Далее император, сопровождаемый Сабуровым, еще раз обошел строй, пожал каждому руку, говорил какие-то совершенно необязательные слова.
Лишь раз Николай будто споткнулся о что-то невидимое. Чтоб сгладить неловкость, Сабуров не нашел ничего умнее, чем представить стоящего перед императором:
– Илья Осипович Пельцман. Главный механик аваиотряда.
– Еврей? На дирижабле?.. – спросил император.
Царь не любил евреев. Это знали все, особенно евреи.
Пельцман стал меньше, уже в плечах, словно приготовился к удару.
– Осмелюсь доложить! – вступил Сабуров. – Благодаря стараниям механика Ильи Пельцмана налет на Данциг прошел без происшествий, отказов техники!
На лице Николая II промелькнуло сомнение лишь на миг – этого царю было мало.
– Также, – соврал Сабуров. – Во время налета механик вел огонь из пулемета, тем самым не допуская германские аппараты на расстояние достаточное для атаки.
– Православный?..
– Так точно!
Царь задумался, порылся в кармане, достал оттуда часы. Протянул механику.
– Носите, голубчик… Продолжайте в том же духе.
***
После гости поднялись на борт дирижабля. Тот отдал швартовые, прошелся над Гатчиной сделал круг и через полчаса снова причалил к мачте.
Затем, в павильоне при летной школе был дан обед.
Впрочем, сам Император на нем не задержался. Поднял тост за славный российский воздушный флот и вскорости исчез. Затем бокал поднял господин Альфред Нокс: за доблестных русских союзников. После него начальник летной школы произнес ответный – уже за английских союзников. Вслед за тем тостуемыми оказались Сабуров и Данилин.

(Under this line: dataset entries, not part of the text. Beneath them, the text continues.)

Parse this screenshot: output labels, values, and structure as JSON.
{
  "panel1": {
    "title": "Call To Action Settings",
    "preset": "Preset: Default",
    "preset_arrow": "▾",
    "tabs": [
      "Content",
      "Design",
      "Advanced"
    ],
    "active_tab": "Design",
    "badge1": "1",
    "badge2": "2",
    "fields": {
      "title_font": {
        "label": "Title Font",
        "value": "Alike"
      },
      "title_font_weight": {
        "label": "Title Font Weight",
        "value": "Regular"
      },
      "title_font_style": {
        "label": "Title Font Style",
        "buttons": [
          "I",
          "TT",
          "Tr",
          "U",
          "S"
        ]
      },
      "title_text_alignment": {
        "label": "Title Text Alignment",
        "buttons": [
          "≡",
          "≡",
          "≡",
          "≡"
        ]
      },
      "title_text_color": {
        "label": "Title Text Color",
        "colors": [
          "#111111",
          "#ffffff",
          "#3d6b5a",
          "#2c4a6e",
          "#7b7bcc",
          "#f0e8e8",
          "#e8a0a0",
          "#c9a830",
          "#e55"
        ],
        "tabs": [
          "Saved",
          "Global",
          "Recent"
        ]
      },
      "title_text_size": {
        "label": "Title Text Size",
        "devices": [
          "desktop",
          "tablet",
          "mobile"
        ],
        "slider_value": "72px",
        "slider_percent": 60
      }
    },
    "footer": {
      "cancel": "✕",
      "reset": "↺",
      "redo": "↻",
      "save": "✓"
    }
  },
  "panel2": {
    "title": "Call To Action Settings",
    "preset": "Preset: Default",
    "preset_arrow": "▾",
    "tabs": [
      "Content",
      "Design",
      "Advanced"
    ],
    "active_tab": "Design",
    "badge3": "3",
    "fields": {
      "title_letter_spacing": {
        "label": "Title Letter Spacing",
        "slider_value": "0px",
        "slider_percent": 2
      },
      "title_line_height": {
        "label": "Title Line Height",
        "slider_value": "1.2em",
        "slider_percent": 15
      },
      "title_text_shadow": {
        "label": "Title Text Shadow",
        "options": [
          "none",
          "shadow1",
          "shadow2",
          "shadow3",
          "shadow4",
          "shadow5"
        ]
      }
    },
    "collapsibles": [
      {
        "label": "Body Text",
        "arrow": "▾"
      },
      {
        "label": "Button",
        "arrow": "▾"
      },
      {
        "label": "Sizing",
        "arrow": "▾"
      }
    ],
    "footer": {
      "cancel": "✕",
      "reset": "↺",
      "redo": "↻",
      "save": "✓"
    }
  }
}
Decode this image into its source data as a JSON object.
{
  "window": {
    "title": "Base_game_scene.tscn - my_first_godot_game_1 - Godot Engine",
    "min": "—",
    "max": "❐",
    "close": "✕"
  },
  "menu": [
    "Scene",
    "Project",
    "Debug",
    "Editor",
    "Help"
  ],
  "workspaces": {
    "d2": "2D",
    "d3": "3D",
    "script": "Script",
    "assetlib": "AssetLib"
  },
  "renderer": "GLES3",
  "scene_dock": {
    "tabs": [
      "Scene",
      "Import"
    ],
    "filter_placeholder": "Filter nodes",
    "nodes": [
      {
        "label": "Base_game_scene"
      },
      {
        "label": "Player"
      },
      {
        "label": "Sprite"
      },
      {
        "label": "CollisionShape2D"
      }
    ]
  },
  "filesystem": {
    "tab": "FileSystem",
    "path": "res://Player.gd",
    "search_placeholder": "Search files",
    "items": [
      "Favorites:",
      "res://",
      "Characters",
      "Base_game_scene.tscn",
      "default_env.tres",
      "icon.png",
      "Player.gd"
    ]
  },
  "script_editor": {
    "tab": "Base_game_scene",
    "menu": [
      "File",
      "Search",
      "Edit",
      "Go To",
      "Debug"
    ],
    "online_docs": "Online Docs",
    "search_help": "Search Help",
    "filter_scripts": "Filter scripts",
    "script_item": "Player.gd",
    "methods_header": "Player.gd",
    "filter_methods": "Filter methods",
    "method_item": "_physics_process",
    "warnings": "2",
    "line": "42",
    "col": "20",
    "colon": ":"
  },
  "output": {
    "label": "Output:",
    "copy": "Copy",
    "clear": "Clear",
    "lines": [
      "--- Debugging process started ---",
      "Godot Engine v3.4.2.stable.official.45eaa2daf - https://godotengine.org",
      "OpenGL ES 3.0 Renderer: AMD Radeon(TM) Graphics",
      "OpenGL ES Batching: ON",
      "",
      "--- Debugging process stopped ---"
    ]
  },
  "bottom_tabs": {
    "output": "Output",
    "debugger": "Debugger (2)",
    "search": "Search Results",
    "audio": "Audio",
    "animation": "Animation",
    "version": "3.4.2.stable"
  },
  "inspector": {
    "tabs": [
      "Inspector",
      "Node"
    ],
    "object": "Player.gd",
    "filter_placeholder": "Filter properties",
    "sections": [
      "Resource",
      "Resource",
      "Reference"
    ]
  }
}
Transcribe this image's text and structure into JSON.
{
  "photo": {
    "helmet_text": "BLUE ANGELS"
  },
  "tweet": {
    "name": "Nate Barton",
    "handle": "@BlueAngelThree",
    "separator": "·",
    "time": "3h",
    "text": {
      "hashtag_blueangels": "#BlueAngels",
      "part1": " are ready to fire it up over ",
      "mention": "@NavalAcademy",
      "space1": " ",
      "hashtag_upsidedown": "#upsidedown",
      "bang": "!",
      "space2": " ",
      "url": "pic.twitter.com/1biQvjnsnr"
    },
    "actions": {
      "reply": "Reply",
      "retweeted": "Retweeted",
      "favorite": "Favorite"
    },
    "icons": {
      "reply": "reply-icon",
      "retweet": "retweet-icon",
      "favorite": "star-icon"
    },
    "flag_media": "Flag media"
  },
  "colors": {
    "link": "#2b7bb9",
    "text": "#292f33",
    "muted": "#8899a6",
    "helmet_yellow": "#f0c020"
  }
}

В общем, пирушка пошла своим ходом…
Среди гулявших в павильоне многие Андрею были неизвестны: на то она была и школа, что люди тут долго не задерживались. Но один человек определенно выделялся – тот самый молодой человек, прибывший с британским атташе.
Когда Андрей заметил его на пиру впервые, англичанин как раз беседовал с Сабуровым, черкая у себя в записной книжке. После англичанин отправлялся к Андрею.
– Штабс-капитан Данилин?.. – поинтересовался англичанин подойдя.
Говорил он на русском чисто, и если бы не униформа, вполне бы сошел за петербуржца.
– Он самый, – ответил Андрей. – Честь имею…
– Помощник военного атташе, лейтенант Джерри Астлей. Совсем как у вашего великого писателя Достоевского!
Андрей взглянул на записную книжку, пытаясь разобрать каракули.
– Я иногда пишу заметки для английских газет… – пояснил Джерри. – Скорописью…
С подноса проходящего мимо официанта Астлей забрал два бокала, тут же вручил один Андрею.
– Хотел бы выпить за здоровье доблестных русских союзников…
Бокалы соприкоснулись.
Словно из-под земли появился фотограф, ослепил двух офицеров магниевой вспышкой и исчез прочь.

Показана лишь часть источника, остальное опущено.